Lawyer William Taylor told journalists outside the Manhattan court house that "we've agreed to postpone the arraignment until tomorrow (Monday) morning."
Taylor said the delay was linked to Strauss-Kahn undergoing further testing by police searching for evidence.
"Our client willingly consented to a scientific and forensic examination," Taylor said, adding the IMF chief was "tired but he's fine".
Strauss-Kahn was taken off an Air France flight on Saturday just minutes before take-off in a humiliating turn of events for one of the world's most powerful men.
A former French finance minister, he had been expected to throw his hat into the ring for the 2012 French election, challenging President Nicolas Sarkozy.

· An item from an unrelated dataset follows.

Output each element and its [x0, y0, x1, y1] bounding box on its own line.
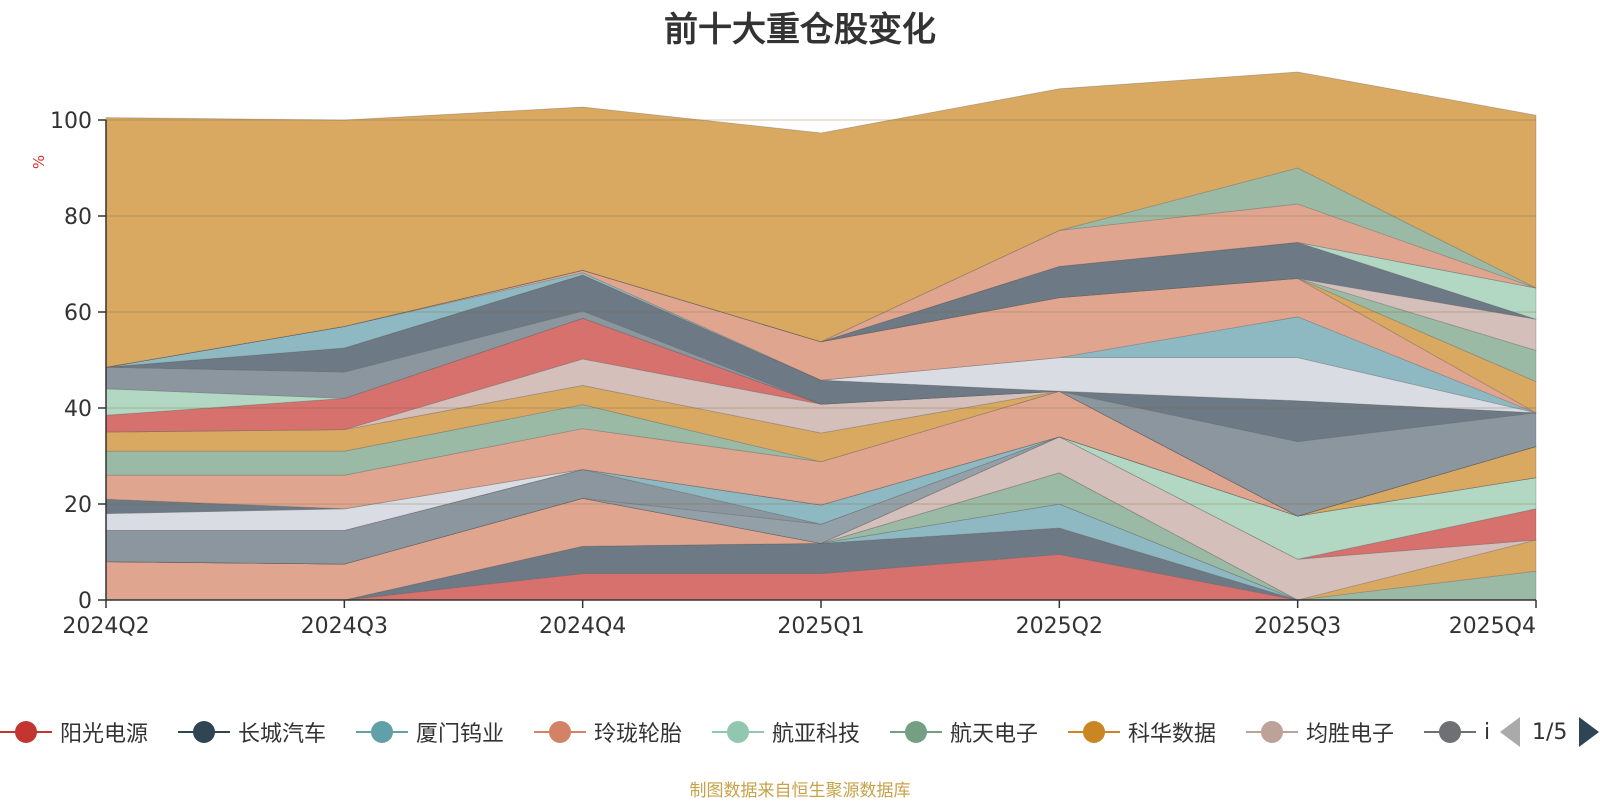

Strauss-Kahn has been charged with a "criminal sexual act, unlawful imprisonment, and attempted rape" of a 32-year-old woman.
The woman, employed for the past three years at the luxury Sofitel hotel near Times Square, picked Strauss-Kahn out of a line-up on Sunday, as police said they had won a warrant to seek DNA evidence on his clothes.
The woman alleged he had assaulted her in his hotel suite when he got out of his shower naked. "She was in the room.
She thought it was empty. That's when he approached her from behind and touched her inappropriately.
He forced her to perform a sexual act on him," a police spokesman told Agence France-Presse.
He described the victim as "female, black, 32 years old," but could not confirm details given in the New York Times that the IMF chief pulled her into the bedroom and onto the bed and then locked the door.
She managed to fight him off, but he dragged her down the hallway to the bathroom, where he sexually assaulted her a second time, the daily said.
MSNBC television said that in the bathroom, Strauss-Kahn forced the maid to perform oral sex on him and tried to remove her underwear.
Strauss-Kahn's wife, high-profile French television journalist Anne Sinclair, said she did not believe the allegations against her husband, telling AFP: "I have no doubt his innocence will be established."
Strauss-Kahn, who has been widely praised for his stewardship of the IMF, is so well known in France he is often referred to simply by his initials DSK.
Even though he has not yet officially declared his candidacy in next year's French president elections, he had been topping the opinion polls.
News of his arrest threw the Socialist party into disarray, and could prove a boost for Sarkozy and his rightwing UMP which is also facing a challenge from the far-right National Front and its leader Marine Le Pen.
Conspiracy theories immediately began circulating in France speculating that the events were just an elaborate set-up to discredit Strauss-Kahn.
Police confirmed the IMF boss had been tracked down to the Air France flight when he contacted the Sofitel to ask staff to return his mobile phone which he had left behind in his room.
The arrest comes as the 187-member IMF is seeking to aid debt-ridden countries in the euro zone.
The IMF's executive board said it had postponed its executive board meeting until Monday in the wake of Strauss-Kahn's arrest.
Strauss-Kahn, whose stint at the IMF does not officially end until September 2012, had been due to meet with German Chancellor Angela Merkel in Berlin on Sunday to discuss an aid package for debt-laden Greece.
He was then to attend a meeting of EU finance ministers on Monday and Tuesday in Brussels.
The IMF said his number two John Lipsky would stand in as acting IMF chief for now. It is not the first time that Strauss-Kahn has been tainted by scandal.
In 2008, he was discovered to be having an affair with an Hungarian IMF economist, but the IMF concluded he had not exerted pressure on the woman, although it noted his inappropriate behaviour.